When I first got into crypto, I had just been burned with some stocks and was kind of floating around financially.
Soon after, my ex and I broke up. We have remained friends ever since, though, and I still spend my Christmases with her family and get invited to her family gatherings.
After the break-up, I ended up going quite hard on crypto. I was starting a new life and had a lot of newfound time to myself. I became super-active in many groups and got hooked in by the Ryoshi narrative.
I would spend countless hours in these groups: conversing, singing—and ultimately buying more.
I was super-confident about all of it, but it hasn't exactly been what it was cracked up to be. I bought into the mystery and the dreams and was expecting to come out better for it.
I'm now down probably more than 90% and struggling pretty badly.
After years and years in these groups, I now find myself mentally drained. Singing and joking around was great for a long time, but now, I feel it's become more difficult not seeing the irony in all of it.
Here's a Finnish jackass who lost his life savings thinking he was going to make it for years, more or less putting his life on pause as he was chasing a carrot that never came.
To make matters worse, I have realized how superficial a lot of relationships in crypto are. When I came in, I was hoping to make friends with like-minded people around the world. Now, I feel like most relationships in crypto are more so relationships of convenience.
Most people don't really care about you unless you are working hard for their bag. When things get tough, they will exit the space and never look back. It's actually akin to workplace relationships where you quickly lose touch with co-workers once you're not working together anymore.
Even though I've become quite jaded and cynical through all of this, there are still a few great communities that I feel share nice camaraderie and have a bunch of supportive and friendly people in them. For those people, I am very grateful.
More often than not, though, you are only as valuable to people as your shills are.
If I had to name people who I feel I've become close with in crypto, I would really have to take my time.

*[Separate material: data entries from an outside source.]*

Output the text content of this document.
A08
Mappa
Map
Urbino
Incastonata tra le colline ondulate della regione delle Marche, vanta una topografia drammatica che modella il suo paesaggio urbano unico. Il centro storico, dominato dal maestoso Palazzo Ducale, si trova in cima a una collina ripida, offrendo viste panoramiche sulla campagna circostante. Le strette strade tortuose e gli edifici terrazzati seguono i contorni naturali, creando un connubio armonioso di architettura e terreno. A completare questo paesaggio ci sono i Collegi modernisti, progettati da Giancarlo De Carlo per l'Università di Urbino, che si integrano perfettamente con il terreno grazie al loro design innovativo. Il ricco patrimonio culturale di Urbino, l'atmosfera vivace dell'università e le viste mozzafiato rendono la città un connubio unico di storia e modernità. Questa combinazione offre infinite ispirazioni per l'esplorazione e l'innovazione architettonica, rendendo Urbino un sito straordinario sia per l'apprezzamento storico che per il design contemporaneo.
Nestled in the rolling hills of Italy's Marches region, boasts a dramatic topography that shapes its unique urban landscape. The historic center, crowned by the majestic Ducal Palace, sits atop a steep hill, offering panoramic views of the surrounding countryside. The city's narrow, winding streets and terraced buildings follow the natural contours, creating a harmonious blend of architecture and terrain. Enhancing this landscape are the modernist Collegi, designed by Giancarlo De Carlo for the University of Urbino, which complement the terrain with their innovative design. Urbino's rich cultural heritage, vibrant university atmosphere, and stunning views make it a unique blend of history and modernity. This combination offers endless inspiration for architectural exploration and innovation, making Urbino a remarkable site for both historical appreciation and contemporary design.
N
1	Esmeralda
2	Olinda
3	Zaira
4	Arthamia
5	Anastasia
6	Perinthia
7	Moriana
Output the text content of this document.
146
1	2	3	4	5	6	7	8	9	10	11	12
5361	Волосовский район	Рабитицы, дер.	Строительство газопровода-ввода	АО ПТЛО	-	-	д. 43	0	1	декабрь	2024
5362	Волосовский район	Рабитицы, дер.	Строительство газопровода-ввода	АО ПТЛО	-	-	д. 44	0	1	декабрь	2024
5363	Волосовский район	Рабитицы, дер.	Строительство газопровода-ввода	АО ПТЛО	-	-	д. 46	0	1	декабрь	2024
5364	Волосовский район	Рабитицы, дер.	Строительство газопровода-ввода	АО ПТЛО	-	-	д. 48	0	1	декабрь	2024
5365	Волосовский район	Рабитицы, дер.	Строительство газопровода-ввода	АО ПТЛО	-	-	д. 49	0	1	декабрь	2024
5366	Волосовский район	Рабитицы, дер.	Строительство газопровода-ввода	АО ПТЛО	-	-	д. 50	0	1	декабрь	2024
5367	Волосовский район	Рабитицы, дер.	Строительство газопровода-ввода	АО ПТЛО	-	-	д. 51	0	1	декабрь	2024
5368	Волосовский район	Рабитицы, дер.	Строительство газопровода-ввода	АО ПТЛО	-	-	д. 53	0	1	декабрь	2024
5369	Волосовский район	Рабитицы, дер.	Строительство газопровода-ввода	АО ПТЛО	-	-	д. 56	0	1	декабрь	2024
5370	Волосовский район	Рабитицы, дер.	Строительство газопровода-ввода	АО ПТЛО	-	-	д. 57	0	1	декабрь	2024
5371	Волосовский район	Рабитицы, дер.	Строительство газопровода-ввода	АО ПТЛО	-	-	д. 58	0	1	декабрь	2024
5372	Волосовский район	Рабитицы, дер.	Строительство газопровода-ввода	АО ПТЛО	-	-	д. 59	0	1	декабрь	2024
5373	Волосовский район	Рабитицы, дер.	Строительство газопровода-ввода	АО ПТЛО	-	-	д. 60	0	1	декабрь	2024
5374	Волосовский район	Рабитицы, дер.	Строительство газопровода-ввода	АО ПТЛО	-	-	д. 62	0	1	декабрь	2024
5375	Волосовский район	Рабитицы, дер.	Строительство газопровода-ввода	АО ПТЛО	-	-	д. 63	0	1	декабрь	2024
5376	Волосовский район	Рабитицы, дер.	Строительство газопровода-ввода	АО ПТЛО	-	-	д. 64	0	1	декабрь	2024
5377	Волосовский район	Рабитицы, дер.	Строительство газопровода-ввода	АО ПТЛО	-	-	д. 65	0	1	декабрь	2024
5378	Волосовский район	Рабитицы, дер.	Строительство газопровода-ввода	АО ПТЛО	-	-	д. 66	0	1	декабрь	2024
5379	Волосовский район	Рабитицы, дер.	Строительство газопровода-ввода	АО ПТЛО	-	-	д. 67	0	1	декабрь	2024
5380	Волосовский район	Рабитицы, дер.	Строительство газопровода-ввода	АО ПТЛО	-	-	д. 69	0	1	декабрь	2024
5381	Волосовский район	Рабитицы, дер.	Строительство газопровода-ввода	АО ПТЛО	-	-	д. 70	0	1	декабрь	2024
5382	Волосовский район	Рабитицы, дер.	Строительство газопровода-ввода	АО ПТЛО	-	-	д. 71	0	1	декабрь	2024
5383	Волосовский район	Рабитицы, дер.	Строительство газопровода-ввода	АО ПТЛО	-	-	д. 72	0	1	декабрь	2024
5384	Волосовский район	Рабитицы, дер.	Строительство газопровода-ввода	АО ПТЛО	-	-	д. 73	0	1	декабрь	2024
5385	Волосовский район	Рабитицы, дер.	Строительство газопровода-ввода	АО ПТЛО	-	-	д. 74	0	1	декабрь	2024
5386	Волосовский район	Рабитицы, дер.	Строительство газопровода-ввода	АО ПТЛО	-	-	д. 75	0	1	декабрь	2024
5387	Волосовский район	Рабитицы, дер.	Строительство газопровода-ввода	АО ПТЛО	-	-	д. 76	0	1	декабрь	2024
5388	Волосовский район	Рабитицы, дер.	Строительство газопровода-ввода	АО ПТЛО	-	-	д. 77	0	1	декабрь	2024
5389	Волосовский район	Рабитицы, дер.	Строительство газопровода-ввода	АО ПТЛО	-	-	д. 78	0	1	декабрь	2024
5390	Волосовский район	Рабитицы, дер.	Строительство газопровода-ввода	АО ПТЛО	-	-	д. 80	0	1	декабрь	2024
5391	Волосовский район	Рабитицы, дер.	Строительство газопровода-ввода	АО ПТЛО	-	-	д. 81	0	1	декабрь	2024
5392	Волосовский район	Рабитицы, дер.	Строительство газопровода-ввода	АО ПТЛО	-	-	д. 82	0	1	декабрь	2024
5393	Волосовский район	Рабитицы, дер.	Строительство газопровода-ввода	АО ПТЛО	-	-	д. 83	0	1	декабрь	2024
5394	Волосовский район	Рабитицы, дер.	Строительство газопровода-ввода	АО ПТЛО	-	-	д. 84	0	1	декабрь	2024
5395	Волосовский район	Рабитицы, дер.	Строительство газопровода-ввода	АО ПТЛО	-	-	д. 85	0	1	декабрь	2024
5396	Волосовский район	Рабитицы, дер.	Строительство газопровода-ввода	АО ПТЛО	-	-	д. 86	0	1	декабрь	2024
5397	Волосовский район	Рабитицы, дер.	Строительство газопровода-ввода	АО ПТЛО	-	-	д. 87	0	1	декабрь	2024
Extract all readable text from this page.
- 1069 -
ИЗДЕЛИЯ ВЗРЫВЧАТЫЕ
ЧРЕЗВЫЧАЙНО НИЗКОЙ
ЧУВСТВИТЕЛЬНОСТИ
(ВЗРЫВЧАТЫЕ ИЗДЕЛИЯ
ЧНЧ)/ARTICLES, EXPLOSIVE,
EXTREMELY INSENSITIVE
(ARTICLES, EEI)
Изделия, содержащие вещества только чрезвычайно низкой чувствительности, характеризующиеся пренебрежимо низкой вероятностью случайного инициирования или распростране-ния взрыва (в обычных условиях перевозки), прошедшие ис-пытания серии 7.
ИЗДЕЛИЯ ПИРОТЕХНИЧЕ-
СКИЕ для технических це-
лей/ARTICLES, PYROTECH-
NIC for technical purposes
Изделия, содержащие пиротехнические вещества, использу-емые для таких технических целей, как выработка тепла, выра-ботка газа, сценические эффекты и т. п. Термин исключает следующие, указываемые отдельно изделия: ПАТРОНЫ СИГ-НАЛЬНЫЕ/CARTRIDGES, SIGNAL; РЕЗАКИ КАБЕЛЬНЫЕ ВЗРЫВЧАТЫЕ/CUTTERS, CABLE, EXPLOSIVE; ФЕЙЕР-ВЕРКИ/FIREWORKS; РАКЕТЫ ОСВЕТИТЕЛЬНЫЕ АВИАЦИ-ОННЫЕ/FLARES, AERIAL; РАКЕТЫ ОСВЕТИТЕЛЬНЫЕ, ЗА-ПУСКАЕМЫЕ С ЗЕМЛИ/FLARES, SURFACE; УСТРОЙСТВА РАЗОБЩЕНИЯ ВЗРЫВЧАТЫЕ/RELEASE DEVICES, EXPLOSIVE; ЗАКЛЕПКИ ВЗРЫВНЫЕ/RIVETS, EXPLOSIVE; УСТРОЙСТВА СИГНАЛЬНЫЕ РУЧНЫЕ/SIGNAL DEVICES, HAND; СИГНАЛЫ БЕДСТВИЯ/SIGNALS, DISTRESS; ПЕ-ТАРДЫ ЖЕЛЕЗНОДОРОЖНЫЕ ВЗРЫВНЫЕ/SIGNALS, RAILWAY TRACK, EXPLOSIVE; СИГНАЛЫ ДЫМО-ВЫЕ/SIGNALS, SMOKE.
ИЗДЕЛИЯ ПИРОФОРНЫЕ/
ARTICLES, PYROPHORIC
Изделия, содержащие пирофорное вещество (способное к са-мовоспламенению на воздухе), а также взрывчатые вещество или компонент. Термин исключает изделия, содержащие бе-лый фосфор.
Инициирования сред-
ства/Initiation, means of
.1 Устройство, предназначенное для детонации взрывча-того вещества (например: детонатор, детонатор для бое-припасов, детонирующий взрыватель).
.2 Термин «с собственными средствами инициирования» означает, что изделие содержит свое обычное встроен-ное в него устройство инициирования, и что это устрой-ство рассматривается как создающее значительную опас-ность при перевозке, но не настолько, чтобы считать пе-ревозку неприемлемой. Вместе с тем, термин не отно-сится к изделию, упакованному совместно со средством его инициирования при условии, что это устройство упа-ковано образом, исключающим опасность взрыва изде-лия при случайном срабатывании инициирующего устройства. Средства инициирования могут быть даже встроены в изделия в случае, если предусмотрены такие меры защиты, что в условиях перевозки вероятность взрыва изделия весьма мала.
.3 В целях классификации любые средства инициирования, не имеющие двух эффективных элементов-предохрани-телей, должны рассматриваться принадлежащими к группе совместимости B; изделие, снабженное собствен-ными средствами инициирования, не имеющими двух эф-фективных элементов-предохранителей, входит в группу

There are only a handful whose real names I know and who know mine.
Anyway.
There are still some communities that I really like that I'd love to support more and that have good folks in them. However, my energy is so sapped that I constantly feel guilty for not hanging out in those communities more.
These communities include Kizuna, daCAT, QOM, and OG Treat. These are the four communities that most make me feel like I should be there more to contribute.
Let's hope that the tide turns, Clarity gets passed, and that our efforts have not been for naught.